L’enseignement dans les trois communautés, estime Gutiérrez, a également bénéficié de politiques éducatives stables. En Castille-et-León, cela s’est produit parce que le PP a toujours gouverné. Dans les Asturies, parce que le PSOE l’a presque toujours fait. Et en Cantabrie parce que, malgré le fait que les populaires, le PSOE et les régionalistes de la RPC se soient succédé à la tête du ministère de l’Éducation lors des dernières législatures, ils ont pour le moment respecté l’accord de 111 mesures auquel le Conseil scolaire autonome est parvenu en 2016, alors assumé pour les trois matchs. « Chacun peut introduire les détails qu’il envisage, mais l’orientation du système éducatif ne change pas », dit-il.
Maîtriser la langue
Le poids de ce que PISA définit comme étudiants immigrés (qui incluent à la fois les étudiants nés hors d’Espagne, ainsi que ceux qui sont nés dans le pays mais dont les deux parents viennent de l’étranger) est faible dans les trois autonomies.
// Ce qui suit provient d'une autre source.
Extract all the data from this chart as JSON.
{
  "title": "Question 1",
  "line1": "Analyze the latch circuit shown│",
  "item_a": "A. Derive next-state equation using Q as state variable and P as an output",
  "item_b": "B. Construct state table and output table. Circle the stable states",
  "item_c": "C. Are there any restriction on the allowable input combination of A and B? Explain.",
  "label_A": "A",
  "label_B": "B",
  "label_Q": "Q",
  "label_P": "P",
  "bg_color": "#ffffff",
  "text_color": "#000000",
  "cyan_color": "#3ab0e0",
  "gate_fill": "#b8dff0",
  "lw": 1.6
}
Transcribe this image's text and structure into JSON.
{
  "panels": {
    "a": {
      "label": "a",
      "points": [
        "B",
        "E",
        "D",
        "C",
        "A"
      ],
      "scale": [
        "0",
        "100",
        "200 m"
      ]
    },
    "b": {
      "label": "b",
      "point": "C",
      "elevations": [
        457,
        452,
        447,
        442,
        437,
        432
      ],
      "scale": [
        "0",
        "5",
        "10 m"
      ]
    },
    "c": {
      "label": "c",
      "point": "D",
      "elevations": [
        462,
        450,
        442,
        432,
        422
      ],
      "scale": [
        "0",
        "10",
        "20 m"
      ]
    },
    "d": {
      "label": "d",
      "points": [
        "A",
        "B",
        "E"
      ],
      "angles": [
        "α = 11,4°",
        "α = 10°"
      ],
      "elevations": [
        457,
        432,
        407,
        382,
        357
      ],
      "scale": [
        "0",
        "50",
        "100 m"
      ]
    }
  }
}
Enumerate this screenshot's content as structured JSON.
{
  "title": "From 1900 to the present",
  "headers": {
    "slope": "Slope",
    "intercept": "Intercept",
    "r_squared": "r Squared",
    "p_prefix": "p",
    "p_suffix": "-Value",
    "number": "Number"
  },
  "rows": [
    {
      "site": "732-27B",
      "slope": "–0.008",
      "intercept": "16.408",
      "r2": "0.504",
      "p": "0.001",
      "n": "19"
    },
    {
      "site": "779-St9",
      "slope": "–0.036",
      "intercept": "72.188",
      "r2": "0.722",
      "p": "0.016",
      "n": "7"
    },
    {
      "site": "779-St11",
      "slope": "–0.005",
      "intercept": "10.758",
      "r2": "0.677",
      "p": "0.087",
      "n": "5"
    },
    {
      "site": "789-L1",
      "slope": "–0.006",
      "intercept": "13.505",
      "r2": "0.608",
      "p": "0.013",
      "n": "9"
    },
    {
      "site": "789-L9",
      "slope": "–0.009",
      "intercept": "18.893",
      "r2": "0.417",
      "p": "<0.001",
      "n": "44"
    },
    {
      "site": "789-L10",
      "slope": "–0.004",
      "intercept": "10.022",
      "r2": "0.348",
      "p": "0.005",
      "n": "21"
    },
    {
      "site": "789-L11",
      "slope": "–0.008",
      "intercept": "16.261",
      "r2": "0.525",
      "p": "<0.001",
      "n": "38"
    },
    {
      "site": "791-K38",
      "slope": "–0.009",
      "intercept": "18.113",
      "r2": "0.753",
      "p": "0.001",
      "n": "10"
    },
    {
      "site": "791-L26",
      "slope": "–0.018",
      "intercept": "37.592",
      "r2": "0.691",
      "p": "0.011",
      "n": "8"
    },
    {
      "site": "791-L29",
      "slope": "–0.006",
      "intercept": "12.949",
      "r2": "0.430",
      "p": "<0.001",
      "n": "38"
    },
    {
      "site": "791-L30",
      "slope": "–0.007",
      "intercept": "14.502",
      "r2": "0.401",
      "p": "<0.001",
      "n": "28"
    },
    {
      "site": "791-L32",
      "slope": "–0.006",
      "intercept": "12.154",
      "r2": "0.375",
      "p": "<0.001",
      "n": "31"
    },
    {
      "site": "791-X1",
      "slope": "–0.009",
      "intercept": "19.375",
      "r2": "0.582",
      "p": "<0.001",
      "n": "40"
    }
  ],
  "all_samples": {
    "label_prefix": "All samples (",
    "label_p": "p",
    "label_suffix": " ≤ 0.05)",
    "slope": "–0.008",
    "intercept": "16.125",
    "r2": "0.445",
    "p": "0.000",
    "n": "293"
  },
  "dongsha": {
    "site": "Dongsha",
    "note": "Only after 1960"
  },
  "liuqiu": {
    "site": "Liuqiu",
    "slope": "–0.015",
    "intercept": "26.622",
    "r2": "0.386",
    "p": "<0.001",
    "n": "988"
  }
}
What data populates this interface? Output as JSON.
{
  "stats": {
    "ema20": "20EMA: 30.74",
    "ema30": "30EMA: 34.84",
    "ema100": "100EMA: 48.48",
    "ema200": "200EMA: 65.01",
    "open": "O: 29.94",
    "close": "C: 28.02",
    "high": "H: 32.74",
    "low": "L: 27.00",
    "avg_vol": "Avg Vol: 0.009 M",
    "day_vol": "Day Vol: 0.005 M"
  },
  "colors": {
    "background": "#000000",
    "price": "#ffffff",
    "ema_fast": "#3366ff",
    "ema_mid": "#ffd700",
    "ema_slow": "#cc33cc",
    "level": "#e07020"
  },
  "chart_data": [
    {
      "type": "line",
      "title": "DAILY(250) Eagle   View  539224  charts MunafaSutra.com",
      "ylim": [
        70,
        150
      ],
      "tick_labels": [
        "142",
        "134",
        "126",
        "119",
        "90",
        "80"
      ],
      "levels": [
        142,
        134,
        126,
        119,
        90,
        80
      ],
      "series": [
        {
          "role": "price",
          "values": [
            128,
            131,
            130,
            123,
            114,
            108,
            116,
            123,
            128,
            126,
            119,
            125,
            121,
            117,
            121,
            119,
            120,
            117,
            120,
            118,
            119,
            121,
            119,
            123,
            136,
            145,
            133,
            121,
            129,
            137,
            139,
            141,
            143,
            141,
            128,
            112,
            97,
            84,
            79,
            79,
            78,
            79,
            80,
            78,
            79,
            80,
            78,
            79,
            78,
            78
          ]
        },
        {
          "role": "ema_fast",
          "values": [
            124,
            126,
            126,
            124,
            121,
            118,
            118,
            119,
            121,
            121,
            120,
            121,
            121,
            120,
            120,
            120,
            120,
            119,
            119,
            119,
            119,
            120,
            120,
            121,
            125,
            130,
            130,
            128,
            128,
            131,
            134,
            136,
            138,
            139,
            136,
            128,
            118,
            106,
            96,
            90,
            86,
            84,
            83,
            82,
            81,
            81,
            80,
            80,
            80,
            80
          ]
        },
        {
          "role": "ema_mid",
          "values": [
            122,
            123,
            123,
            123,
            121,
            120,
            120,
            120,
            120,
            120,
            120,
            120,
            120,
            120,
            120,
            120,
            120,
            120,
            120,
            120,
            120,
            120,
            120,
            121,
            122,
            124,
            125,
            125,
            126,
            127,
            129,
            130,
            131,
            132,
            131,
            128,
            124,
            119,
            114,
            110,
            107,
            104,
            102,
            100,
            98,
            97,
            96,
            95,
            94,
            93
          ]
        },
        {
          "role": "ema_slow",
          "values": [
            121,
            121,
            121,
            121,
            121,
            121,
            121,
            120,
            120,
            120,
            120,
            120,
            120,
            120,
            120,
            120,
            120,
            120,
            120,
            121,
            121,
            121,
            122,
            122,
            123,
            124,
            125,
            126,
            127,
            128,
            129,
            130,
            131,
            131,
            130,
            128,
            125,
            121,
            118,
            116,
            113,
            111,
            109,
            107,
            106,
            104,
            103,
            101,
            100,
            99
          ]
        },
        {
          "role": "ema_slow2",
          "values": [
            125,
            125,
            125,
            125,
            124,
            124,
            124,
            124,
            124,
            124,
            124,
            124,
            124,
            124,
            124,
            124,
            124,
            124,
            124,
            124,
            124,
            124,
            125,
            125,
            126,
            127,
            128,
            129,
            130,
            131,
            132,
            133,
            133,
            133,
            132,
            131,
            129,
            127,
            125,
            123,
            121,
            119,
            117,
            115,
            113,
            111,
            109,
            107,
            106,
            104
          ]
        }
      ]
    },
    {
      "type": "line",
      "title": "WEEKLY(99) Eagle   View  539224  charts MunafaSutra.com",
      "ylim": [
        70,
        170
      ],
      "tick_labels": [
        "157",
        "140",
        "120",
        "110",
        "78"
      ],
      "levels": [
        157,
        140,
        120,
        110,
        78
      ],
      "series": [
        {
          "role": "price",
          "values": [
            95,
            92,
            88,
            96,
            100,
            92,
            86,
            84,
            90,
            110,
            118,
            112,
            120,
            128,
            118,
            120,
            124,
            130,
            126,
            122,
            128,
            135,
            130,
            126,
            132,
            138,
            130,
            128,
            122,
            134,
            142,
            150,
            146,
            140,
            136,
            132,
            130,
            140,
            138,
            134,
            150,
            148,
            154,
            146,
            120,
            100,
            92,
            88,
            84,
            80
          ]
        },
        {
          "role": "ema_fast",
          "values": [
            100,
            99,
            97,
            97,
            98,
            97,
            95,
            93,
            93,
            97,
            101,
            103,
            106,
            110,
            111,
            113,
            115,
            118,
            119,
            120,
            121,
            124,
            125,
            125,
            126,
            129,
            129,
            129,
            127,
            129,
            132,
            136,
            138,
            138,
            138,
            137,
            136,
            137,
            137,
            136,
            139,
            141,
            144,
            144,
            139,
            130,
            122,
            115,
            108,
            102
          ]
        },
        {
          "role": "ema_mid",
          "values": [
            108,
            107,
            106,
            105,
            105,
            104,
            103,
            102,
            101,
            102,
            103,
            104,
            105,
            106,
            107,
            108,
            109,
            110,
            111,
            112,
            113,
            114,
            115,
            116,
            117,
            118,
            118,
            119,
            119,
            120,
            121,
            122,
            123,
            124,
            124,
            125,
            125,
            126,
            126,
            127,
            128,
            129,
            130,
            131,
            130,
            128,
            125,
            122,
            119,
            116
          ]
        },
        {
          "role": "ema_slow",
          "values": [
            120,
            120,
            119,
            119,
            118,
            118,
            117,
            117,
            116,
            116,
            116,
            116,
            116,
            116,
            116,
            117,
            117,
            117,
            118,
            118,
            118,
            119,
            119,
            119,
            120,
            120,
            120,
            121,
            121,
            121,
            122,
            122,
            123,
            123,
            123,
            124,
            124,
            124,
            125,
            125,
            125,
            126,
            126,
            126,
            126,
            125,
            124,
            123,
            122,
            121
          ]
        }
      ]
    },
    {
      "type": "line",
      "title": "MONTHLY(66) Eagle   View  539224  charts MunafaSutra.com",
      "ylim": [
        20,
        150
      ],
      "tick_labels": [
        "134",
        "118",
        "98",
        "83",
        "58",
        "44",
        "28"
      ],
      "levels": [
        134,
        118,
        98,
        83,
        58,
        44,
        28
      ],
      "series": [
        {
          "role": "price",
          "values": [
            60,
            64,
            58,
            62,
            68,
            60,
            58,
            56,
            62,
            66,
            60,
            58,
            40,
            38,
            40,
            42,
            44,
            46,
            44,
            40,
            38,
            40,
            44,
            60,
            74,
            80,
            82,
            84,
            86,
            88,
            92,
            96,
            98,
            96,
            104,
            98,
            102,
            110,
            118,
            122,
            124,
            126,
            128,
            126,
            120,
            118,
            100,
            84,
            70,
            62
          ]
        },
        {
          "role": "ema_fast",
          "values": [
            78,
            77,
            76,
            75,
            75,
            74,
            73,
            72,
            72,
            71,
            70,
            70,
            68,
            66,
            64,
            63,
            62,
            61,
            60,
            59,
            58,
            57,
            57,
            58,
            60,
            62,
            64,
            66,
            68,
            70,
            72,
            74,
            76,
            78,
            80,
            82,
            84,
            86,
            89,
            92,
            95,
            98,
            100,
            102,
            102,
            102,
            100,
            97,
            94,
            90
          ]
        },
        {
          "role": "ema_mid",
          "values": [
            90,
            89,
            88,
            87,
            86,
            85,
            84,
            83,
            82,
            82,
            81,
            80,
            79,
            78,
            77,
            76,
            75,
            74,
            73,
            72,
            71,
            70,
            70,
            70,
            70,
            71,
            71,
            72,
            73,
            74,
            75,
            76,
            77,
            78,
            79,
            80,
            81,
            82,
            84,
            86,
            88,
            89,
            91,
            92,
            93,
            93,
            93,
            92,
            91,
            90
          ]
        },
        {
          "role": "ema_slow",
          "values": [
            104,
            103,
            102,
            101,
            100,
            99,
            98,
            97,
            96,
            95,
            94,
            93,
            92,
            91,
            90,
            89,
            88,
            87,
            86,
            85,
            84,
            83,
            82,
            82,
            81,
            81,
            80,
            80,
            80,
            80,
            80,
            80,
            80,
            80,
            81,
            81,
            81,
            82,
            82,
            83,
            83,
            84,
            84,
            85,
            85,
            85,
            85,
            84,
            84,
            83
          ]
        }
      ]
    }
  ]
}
En Castille et León et dans les Asturies, ils représentent 8 %, et en Cantabrie, 9 %, contre une moyenne espagnole de 15 % et 24 % en Catalogne, la communauté où les résultats au PISA ont le plus baissé. Et cela est perceptible, affirme Francisco Gonzalo, président de l’association des écoles secondaires publiques de Castille-et-León et directeur de l’institut de Tordesillas (Valladolid). « Ne vous méprenez pas : je crois que l’immigration nous enrichit énormément. Mais lorsqu’il s’agit d’évaluer la population scolaire, le faire ici n’est pas la même chose que dans des endroits où le pourcentage d’élèves qui ne connaissent pas ou ne maîtrisent pas la langue est plus élevé.» PISA estime que les étudiants immigrés en Espagne obtiennent en moyenne 33 points de moins que les étudiants autochtones.